Which function is used to vertically look up a value in the first column of a table?
Correct Answer: A. VLOOKUP
• **VLOOKUP** = Vertical Lookup; it searches down the leftmost column of a table array for a specified lookup value and then returns the value from a chosen column in the same row — the "V" stands for vertical, reflecting that the search travels down rows. • **Key fact** — VLOOKUP has four arguments: =VLOOKUP(lookup_value, table_array, col_index_num, [range_lookup]); setting the fourth argument to FALSE (or 0) forces an exact match, while TRUE performs an approximate match that requires the lookup column to be sorted ascending. • VLOOKUP can only search the first column of a table and retrieve values to the right; to search from any column or retrieve values to the left, the newer XLOOKUP or INDEX/MATCH combination must be used. • 💡 Option B (LOOKUP) is wrong because LOOKUP searches a single row or column and has a simpler, less flexible syntax — it always performs approximate matching and cannot do exact-match lookups the way VLOOKUP can; Option C (HLOOKUP) is wrong because HLOOKUP is Horizontal Lookup — it searches across the top row of a table and retrieves values from rows below, which is the opposite direction from VLOOKUP; Option D (SEARCH) is wrong because SEARCH finds the position of one text string within another text string — it has no table-lookup or data-retrieval capability.
What does the 'Fill Handle' (the small square at the bottom-right of a cell) do?

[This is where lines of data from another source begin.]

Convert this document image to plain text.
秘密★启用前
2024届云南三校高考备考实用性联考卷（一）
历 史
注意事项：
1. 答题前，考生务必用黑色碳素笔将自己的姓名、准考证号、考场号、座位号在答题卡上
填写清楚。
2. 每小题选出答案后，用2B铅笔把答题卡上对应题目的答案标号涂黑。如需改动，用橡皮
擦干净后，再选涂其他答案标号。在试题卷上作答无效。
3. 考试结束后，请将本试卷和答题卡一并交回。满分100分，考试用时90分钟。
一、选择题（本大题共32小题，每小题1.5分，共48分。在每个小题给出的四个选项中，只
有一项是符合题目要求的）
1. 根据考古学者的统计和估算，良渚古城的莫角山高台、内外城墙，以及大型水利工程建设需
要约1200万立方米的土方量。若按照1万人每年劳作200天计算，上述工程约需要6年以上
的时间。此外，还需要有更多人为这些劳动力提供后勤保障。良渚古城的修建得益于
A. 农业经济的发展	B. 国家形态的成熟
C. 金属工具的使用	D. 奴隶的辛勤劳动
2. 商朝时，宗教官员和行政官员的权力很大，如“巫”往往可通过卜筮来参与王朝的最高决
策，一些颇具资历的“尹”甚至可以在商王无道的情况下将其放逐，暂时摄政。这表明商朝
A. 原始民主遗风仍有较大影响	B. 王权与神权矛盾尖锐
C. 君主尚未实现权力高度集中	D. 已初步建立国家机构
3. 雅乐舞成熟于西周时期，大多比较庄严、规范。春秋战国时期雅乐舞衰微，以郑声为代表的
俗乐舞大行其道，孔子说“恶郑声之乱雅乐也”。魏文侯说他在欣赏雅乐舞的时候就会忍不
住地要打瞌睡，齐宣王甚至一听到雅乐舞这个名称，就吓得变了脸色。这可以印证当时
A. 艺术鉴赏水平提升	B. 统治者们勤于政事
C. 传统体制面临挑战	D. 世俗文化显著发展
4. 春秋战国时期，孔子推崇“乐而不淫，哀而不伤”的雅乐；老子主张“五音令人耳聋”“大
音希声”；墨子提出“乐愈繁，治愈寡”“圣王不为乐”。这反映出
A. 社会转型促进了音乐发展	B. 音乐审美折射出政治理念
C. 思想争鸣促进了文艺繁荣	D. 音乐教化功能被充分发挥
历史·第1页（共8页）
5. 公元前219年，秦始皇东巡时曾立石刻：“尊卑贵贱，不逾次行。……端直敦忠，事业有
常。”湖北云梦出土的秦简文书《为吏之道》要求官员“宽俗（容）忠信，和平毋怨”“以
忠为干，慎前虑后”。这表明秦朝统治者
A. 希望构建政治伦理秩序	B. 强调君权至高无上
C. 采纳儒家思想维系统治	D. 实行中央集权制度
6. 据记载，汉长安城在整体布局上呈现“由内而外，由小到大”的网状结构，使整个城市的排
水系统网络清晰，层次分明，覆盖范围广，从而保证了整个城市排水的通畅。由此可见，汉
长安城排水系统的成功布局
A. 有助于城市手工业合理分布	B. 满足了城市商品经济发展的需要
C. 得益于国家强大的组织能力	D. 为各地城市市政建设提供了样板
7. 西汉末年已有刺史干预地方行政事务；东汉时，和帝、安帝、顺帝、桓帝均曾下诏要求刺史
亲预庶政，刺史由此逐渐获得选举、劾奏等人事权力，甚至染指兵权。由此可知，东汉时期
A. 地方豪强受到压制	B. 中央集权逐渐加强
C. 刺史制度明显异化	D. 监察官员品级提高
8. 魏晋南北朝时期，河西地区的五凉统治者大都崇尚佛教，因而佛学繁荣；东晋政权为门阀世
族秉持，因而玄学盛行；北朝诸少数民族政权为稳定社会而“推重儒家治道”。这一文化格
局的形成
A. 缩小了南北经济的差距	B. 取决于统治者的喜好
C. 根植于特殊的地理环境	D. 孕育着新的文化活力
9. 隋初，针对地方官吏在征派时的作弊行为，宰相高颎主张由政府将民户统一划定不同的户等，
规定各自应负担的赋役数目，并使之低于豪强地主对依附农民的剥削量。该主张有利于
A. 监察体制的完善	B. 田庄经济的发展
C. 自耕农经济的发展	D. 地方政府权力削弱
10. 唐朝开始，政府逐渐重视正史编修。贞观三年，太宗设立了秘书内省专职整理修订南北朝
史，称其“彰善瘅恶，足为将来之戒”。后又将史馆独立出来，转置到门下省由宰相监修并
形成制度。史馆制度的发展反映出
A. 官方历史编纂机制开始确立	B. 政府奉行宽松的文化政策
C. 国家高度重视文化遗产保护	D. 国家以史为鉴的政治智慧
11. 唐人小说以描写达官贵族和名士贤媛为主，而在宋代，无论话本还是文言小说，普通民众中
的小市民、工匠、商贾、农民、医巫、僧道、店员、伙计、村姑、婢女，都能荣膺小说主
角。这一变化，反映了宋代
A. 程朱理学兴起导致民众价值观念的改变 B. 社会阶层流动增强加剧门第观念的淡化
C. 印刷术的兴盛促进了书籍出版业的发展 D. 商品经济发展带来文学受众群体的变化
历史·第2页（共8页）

Correct Answer: D. Copies or extends a series
• **Copies or extends a series** = the Fill Handle either copies the selected cell's content to adjacent cells when dragged, or intelligently extends recognized patterns — such as Mon→Tue→Wed, Jan→Feb→Mar, 1→2→3 — by detecting the sequence and continuing it automatically. • **Key fact** — when a formula is dragged with the Fill Handle, relative cell references inside the formula automatically adjust to match each new position (e.g., =A1+B1 becomes =A2+B2 in the next row), while absolute references ($A$1) remain fixed. • Double-clicking the Fill Handle instead of dragging it auto-fills the formula downward to match the length of the adjacent data column, which is far faster when filling thousands of rows. • 💡 Option A (Deletes data) is wrong because dragging the Fill Handle over existing cells replaces them with the copied value — it writes new data rather than erasing content; the Delete key is used to remove data; Option B (Protects the cell) is wrong because cell protection is configured through Format Cells → Protection or the Review tab — the Fill Handle has no security or lock function; Option C (Changes font size) is wrong because font size is controlled through the Home tab Ribbon or the Format Cells dialog — the Fill Handle exclusively handles copying and series-filling operations.